Angie estava cansada. Cansada de velar o túmulo de alguém que ainda estava vivo. Cansada de amar um homem que não sabia se podia se amar de volta. Mas, acima de tudo, estava cansada de esperar que ele decidisse quem queria ser. Era por isso que, naquele momento, com a mão estendida, ela tomava sua decisão final. Se Jason fosse partir de novo, seria para sempre. Não haveria mais segundas chances. Não haveria mais visitas inesperadas durante a madrugada, nem confrontos silenciosos em cemitérios. Aquela era a última vez que Angie ofereceria seu coração.
Jason olhou para a mão dela como se fosse a única âncora entre ele e o abismo. Sua mente o arrastava para a noite em que a conheceu, revirando lixo, tentando sobreviver. Naquela noite, Angie o resgatou de um destino sombrio, e, de certa forma, ela estava fazendo isso novamente. Só que, dessa vez, ele não era apenas um menino faminto; era um homem quebrado, despedaçado por sua própria violência e pelo caos que o seguia.
Seu olhar subiu lentamente, dos dedos de Angie até seus olhos, cheios de esperança e desespero, um reflexo do que ele também sentia. A hesitação foi palpável. Parte dele queria recuar, fugir da possibilidade de ser alguém melhor, alguém vulnerável. Mas, ao mesmo tempo, havia uma parte dele que queria tentar e foi ela quem falou mais alto.
Jason ergueu a mão, lentamente, quase como se estivesse com medo de que aquele gesto pudesse quebrar o frágil elo entre eles. Quando finalmente tocou a mão dela, foi como se o peso do mundo caísse de seus ombros, ainda que brevemente. A mão de Angie estava quente, firme, e ele sentiu a familiaridade daquele toque. Era o mesmo toque de todos aqueles anos atrás, quando ela o alimentou e deu-lhe esperança pela primeira vez.

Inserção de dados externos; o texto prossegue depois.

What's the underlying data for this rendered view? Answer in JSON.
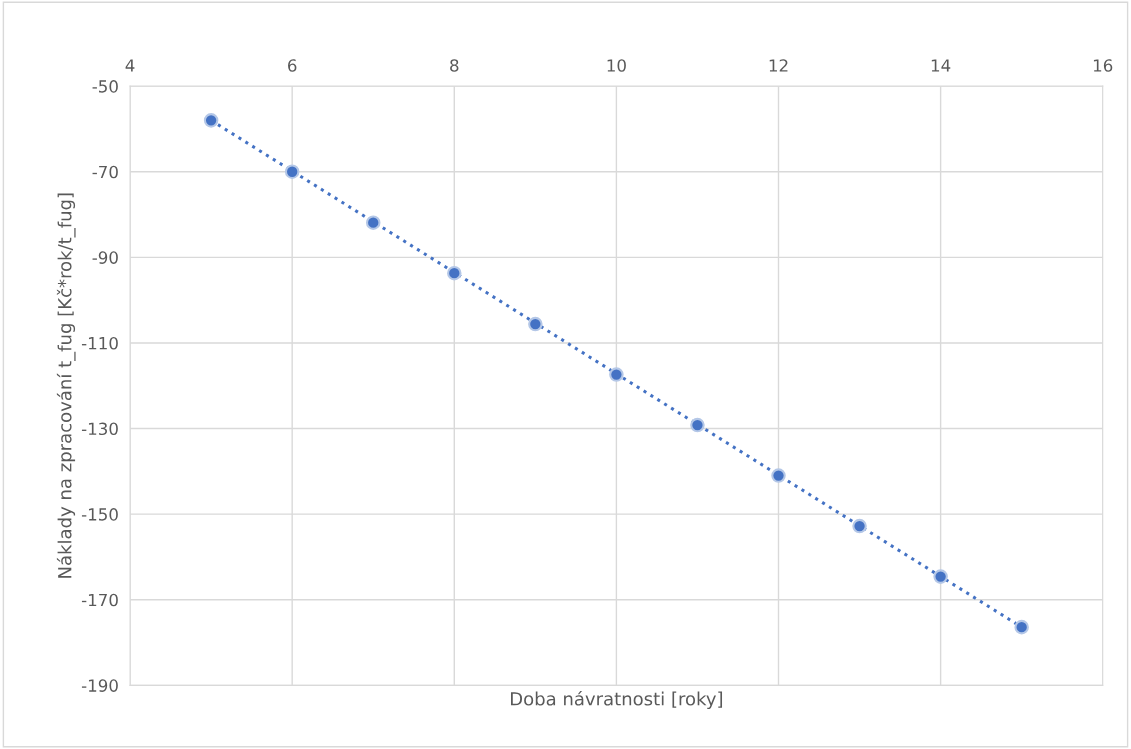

Ele a puxou para mais perto, sentindo o calor do corpo dela, o conforto que só ela podia lhe dar. Nenhum dos dois sabia o que o futuro reservava. Ele não sabia se poderia ser o homem que ela acreditava que ele poderia ser. Mas, naquele momento, soube que não queria mais estar sozinho.

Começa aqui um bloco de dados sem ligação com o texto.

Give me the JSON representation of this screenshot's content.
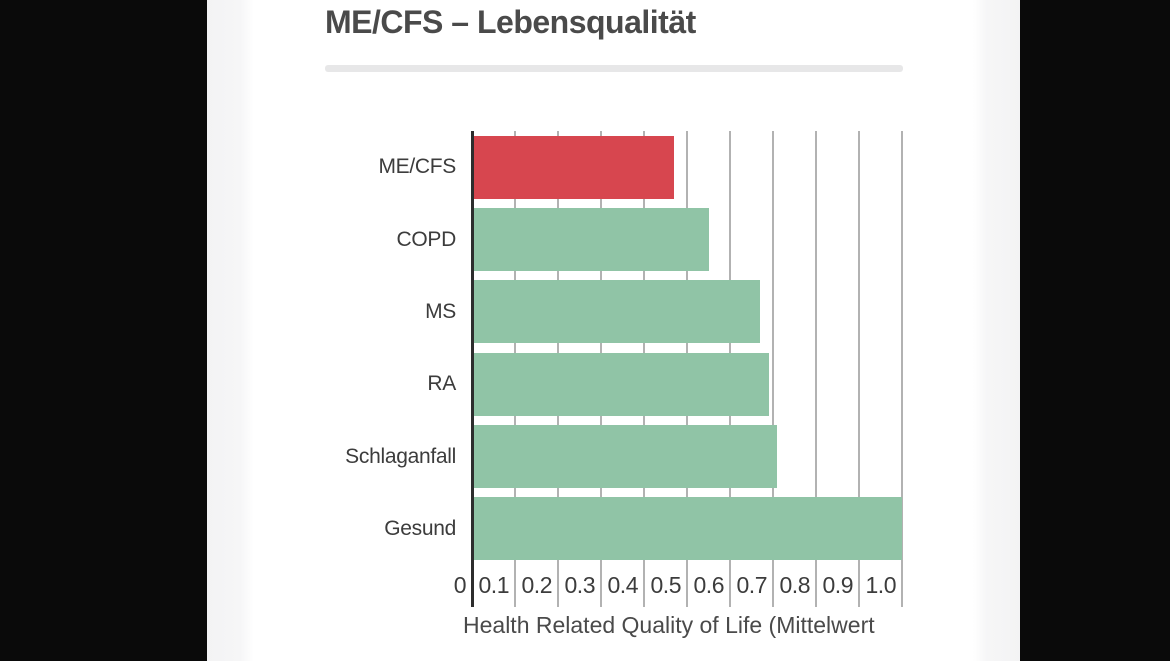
{
  "page": {
    "outer_background": "#0a0a0a",
    "card_background": "#ffffff",
    "edge_shadow_color": "#f5f5f6"
  },
  "chart_data": {
    "type": "bar",
    "orientation": "horizontal",
    "title": "ME/CFS – Lebensqualität",
    "categories": [
      "ME/CFS",
      "COPD",
      "MS",
      "RA",
      "Schlaganfall",
      "Gesund"
    ],
    "values": [
      0.47,
      0.55,
      0.67,
      0.69,
      0.71,
      1.0
    ],
    "bar_colors": [
      "#d7464f",
      "#90c4a6",
      "#90c4a6",
      "#90c4a6",
      "#90c4a6",
      "#90c4a6"
    ],
    "highlight_color": "#d7464f",
    "base_color": "#90c4a6",
    "xlabel": "Health Related Quality of Life (Mittelwert",
    "xticks": [
      "0",
      "0.1",
      "0.2",
      "0.3",
      "0.4",
      "0.5",
      "0.6",
      "0.7",
      "0.8",
      "0.9",
      "1.0"
    ],
    "xtick_values": [
      0,
      0.1,
      0.2,
      0.3,
      0.4,
      0.5,
      0.6,
      0.7,
      0.8,
      0.9,
      1.0
    ],
    "xlim": [
      0,
      1.0
    ],
    "grid": "vertical-only",
    "gridline_color": "#b2b2b2",
    "axis_line_color": "#2d2d2d",
    "legend": "none",
    "title_divider_color": "#e7e7e8"
  }
}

O beijo que veio em seguida foi suave, hesitante no início, como se ambos tivessem medo de quebrar o momento. Mas logo a insegurança deu lugar à paixão reprimida por tantos anos. Jason a beijou como se fosse sua última chance de encontrar um pedaço de si mesmo, e Angie respondeu com a mesma intensidade, como se também estivesse se despedindo de um fantasma que a assombrou durante muito tempo.